Similarly, that concern is echoed by those who do scientific research, who are concerned that powerful, large language artificial-intelligence (AI) models like ChatGPT may be used to write research papers, some of which might be good enough to fool other scientists and academic institutions.
Unfortunately, as recent research from Northwestern University and the University of Chicago shows, ChatGPT is in fact quite good at writing believable scientific abstracts — so good that they not only fooled human experts, but also traditional plagiarism-detection tools.
A scientific abstract is an overview of a scientific paper that is usually included at the beginning, giving a brief summary of the background information, methods, results and discussion surrounding a study. Abstracts are meant to give the reader a condensed version of the work and are a vital part of any research paper.

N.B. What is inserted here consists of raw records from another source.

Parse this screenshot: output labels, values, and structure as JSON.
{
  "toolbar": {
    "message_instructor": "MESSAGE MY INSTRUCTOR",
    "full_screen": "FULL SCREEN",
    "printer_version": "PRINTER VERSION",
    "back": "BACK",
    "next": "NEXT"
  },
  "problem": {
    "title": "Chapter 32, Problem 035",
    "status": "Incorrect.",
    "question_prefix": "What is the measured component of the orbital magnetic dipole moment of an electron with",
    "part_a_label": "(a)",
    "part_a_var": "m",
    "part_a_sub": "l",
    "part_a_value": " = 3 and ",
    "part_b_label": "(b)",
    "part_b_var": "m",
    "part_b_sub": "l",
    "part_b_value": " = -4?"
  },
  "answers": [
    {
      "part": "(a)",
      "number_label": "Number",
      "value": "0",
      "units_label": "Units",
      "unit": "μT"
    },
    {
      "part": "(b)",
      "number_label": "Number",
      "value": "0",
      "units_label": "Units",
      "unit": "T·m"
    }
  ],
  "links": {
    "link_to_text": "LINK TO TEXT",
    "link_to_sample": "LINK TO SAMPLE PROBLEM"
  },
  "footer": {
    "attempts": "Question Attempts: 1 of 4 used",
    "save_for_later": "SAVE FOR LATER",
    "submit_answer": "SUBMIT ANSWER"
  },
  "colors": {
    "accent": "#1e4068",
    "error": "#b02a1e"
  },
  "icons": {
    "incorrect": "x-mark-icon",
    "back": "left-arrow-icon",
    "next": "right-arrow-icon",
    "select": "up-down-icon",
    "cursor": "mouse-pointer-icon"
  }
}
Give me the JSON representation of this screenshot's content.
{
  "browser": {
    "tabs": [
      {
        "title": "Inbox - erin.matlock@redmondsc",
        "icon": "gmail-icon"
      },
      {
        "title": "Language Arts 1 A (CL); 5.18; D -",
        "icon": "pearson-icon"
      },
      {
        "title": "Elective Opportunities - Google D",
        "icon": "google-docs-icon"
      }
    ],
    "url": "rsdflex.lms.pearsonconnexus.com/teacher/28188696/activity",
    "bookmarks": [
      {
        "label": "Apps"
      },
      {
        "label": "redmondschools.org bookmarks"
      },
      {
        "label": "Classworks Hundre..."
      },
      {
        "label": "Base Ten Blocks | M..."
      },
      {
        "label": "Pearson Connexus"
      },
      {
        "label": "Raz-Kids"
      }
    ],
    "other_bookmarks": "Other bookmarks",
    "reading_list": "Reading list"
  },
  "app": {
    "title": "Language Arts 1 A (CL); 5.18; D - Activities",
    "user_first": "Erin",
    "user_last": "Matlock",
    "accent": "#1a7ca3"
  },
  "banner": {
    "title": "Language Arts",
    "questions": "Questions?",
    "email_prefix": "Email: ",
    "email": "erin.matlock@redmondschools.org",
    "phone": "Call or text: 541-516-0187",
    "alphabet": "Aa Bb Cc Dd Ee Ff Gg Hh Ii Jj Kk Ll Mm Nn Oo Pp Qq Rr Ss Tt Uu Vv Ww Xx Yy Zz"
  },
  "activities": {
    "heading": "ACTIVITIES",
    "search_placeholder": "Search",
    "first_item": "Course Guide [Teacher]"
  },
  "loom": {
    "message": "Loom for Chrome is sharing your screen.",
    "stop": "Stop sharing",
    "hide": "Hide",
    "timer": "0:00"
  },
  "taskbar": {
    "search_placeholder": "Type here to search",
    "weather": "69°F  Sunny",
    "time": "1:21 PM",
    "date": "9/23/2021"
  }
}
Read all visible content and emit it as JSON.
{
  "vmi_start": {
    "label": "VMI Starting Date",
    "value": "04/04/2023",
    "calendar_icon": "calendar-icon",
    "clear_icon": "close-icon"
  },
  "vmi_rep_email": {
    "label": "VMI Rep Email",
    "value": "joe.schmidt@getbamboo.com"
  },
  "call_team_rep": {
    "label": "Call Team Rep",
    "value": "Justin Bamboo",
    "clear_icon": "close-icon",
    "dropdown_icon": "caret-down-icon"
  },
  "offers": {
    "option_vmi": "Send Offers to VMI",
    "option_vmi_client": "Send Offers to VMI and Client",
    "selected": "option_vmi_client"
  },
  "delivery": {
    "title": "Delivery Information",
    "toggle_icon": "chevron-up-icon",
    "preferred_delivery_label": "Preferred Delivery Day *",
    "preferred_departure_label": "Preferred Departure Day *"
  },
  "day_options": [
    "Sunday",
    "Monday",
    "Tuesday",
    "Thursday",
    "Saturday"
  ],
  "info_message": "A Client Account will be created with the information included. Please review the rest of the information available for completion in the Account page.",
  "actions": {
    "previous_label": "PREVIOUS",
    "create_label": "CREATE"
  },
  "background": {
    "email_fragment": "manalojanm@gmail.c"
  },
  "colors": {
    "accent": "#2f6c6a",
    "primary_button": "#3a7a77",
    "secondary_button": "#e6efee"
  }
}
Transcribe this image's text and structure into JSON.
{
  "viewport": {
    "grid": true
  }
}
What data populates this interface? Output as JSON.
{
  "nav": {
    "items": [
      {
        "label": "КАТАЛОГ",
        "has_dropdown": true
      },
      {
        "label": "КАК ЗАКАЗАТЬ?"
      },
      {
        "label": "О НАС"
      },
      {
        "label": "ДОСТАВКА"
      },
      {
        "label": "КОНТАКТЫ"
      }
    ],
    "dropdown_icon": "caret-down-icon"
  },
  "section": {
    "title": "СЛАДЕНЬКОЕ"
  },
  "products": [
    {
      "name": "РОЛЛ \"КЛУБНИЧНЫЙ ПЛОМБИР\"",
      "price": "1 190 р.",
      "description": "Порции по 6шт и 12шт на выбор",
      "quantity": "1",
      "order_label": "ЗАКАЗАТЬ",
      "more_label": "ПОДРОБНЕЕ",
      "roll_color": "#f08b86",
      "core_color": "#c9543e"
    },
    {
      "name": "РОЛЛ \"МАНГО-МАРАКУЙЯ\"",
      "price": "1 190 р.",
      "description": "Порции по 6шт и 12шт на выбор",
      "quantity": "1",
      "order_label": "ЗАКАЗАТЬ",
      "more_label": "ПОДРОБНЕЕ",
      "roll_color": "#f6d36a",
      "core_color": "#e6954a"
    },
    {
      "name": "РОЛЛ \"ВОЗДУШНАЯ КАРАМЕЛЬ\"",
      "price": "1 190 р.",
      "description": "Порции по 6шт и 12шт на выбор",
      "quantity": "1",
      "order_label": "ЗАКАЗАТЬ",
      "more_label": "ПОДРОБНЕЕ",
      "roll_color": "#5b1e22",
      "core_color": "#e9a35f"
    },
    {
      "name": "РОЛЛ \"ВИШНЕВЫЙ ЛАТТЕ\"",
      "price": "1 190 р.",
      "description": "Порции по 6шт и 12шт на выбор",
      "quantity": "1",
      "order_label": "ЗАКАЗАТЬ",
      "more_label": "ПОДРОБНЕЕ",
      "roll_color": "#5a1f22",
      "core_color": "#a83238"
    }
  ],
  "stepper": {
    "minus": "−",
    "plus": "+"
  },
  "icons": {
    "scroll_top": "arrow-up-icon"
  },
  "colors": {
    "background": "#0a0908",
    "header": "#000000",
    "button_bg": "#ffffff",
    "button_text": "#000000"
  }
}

In this case, the preprint study involved using ChatGPT to generate 50 medical research abstracts, in addition to abstracts that were written by humans. Each human reviewer was then asked to look over a mix of 25 machine- and human-authored abstracts, in order to give a binary score to indicate whether they thought it was fake or real.
The Real Thing
To make the machine-generated text more plausible, the researchers prompted the chatbot by asking it to generate text based on recent titles taken from well-known scientific journals like JAMA, The New England Journal of Medicine, The BMJ, The Lancet and Nature Medicine. In addition to testing both sets of machine- and human-generated abstracts on human reviewers, the abstracts were also run through a conventional plagiarism detector, and an AI-output detector.
“Our reviewers knew that some of the abstracts they were being given were fake, so they were very suspicious,” said the study’s lead author, Catherine Gao, in a statement.
“This is not someone reading an abstract in the wild. The fact that our reviewers still missed the AI-generated ones 32% of the time means these abstracts are really good. I suspect that if someone just came across one of these generated abstracts, they wouldn’t necessarily be able to identify it as being written by AI.”
In generating the abstracts, ChatGPT was able to get some superficial details right, which helped lend an air of authenticity to the text. For instance, in creating a fake study on hypertension, ChatGPT included details like tens of thousands of patients in the cohort, while a monkeypox study was described as having much fewer subjects. Even though the numbers themselves were fabricated, there was nevertheless enough consistency to deceive human readers.
The machine-generated text also fooled conventional plagiarism-detection tools, which rated the ChatGPT abstracts as having a median originality score of 100%. However, the AI-output detector was able to identify 66% of the AI-generated abstracts — not too bad, but not too great either.
The human reviewers, on the other hand, didn’t do that much better: They were able to pick out only 68% of the fake abstracts, in comparison to correctly identifying 86% of the texts that were written by humans. In fact, the human reviewers incorrectly identified 14% of the genuine abstracts as being fake.
While not foolproof, Gao said that the results suggest AI-detection tools need to become part of the review process. “We found that an AI output detector was pretty good at detecting output from ChatGPT, and suggest that it be included in the scientific editorial process as a screening process, to protect from targeting by organizations such as paper mills that may try to submit purely generated data.”
Though ChatGPT might be used for nefarious ends, the team believes there are also potential advantages to the technology.
“We anticipate that this technology could be used in both an ethical and unethical way. Given its ability to generate abstracts with believable numbers, it could be used to entirely falsify research,” said the team.
“On the other hand, the technology may be used in conjunction with a researcher’s own scientific knowledge as a tool to decrease the burden of writing and formatting. It could be used by scientists publishing in a language that is not their native language, to improve equity.”